As of 1970, Gans returned to the Drosophila model and focused on the identification and analysis of mutants involved in development. Gans and collaborators undertook several systematic mutagenesis using Ethyl-Methane-Sulfonate (EMS) to screen for such female-sterile mutations linked to the X chromosome, leading to specific anomalies in the embryo, larva or adult specifically. Gans also worked on the female-sterile mutants named ovoD, and she determined that some viable flies among the progeny did not result from mitotic recombination but rather from phenotypic reversion of ovoD mutations in the female germ line. In 1989, Gans and collaborators showed that the mobilization of gypsy and copia transposons was able to induce ovoD reversions.

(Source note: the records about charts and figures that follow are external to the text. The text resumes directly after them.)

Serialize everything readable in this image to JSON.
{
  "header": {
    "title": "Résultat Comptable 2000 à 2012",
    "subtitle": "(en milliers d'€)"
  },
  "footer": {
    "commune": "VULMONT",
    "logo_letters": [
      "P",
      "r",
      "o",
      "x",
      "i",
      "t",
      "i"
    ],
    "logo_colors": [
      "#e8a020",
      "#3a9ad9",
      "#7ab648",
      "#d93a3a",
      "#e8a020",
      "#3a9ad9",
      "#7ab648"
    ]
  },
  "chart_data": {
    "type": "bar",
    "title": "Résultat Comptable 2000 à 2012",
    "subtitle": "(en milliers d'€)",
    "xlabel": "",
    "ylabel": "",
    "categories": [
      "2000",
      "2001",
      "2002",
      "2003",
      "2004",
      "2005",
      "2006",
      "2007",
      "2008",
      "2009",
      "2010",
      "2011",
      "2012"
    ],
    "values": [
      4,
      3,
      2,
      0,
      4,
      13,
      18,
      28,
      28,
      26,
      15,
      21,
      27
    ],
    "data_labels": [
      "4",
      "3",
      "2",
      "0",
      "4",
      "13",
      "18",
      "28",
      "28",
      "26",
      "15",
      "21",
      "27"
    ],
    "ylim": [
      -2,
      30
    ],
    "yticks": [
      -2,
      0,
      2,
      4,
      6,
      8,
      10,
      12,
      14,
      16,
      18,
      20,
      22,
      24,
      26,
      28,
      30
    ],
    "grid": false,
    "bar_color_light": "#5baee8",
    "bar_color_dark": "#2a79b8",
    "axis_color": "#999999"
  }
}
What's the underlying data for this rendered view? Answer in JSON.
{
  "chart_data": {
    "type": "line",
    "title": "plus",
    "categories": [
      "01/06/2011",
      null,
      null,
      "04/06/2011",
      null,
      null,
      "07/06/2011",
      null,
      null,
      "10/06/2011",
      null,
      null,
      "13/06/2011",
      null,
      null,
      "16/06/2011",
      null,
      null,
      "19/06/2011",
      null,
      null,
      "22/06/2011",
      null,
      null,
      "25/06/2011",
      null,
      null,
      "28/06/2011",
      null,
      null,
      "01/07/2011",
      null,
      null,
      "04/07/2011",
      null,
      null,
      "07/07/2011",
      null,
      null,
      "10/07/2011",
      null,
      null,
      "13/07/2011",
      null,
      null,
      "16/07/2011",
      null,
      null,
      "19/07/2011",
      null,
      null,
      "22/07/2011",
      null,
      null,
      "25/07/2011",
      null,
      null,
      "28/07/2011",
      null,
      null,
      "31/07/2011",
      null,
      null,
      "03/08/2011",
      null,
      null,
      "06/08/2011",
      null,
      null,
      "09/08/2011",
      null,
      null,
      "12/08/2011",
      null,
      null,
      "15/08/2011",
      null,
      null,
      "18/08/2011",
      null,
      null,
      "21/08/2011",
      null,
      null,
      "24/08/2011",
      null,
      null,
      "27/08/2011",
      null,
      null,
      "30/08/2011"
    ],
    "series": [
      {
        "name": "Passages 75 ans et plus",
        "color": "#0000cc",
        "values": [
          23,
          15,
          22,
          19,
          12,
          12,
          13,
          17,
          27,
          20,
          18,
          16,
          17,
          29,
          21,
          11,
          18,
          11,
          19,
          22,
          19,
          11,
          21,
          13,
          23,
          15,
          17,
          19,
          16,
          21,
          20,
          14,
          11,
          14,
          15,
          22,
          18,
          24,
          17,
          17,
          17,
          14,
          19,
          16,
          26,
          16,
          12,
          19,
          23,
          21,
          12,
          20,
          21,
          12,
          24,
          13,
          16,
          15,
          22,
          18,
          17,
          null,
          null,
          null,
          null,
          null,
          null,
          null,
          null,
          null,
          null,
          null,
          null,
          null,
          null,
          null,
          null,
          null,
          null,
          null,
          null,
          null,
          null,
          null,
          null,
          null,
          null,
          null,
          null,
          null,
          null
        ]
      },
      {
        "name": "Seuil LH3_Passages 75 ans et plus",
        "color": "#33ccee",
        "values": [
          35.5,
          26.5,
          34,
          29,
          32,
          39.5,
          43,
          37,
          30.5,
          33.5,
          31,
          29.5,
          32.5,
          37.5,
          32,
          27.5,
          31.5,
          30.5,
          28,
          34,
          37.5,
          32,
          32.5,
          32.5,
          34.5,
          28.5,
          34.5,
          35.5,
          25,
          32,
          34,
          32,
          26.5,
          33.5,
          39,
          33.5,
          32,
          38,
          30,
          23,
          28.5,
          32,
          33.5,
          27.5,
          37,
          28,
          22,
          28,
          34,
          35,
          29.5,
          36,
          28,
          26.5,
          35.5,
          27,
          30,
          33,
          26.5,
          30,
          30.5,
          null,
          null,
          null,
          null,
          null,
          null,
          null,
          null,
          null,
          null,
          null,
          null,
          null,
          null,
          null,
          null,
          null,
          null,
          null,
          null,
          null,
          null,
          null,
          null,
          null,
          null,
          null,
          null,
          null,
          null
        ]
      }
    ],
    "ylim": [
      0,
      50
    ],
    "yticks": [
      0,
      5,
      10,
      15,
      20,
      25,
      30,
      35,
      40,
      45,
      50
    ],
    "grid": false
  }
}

== Selected publications ==
- Gans, Madeleine (1975). "Isolation and Characterization of Sex-Linked Female-Sterile Mutants in Drosophila Melanogaster"
- Prud'homme, N (1995). "Flamenco, a gene controlling the gypsy retrovirus of Drosophila melanogaster."

== Awards and honors ==
in 1987 Gans was named a correspondent of the French Academy of Sciences.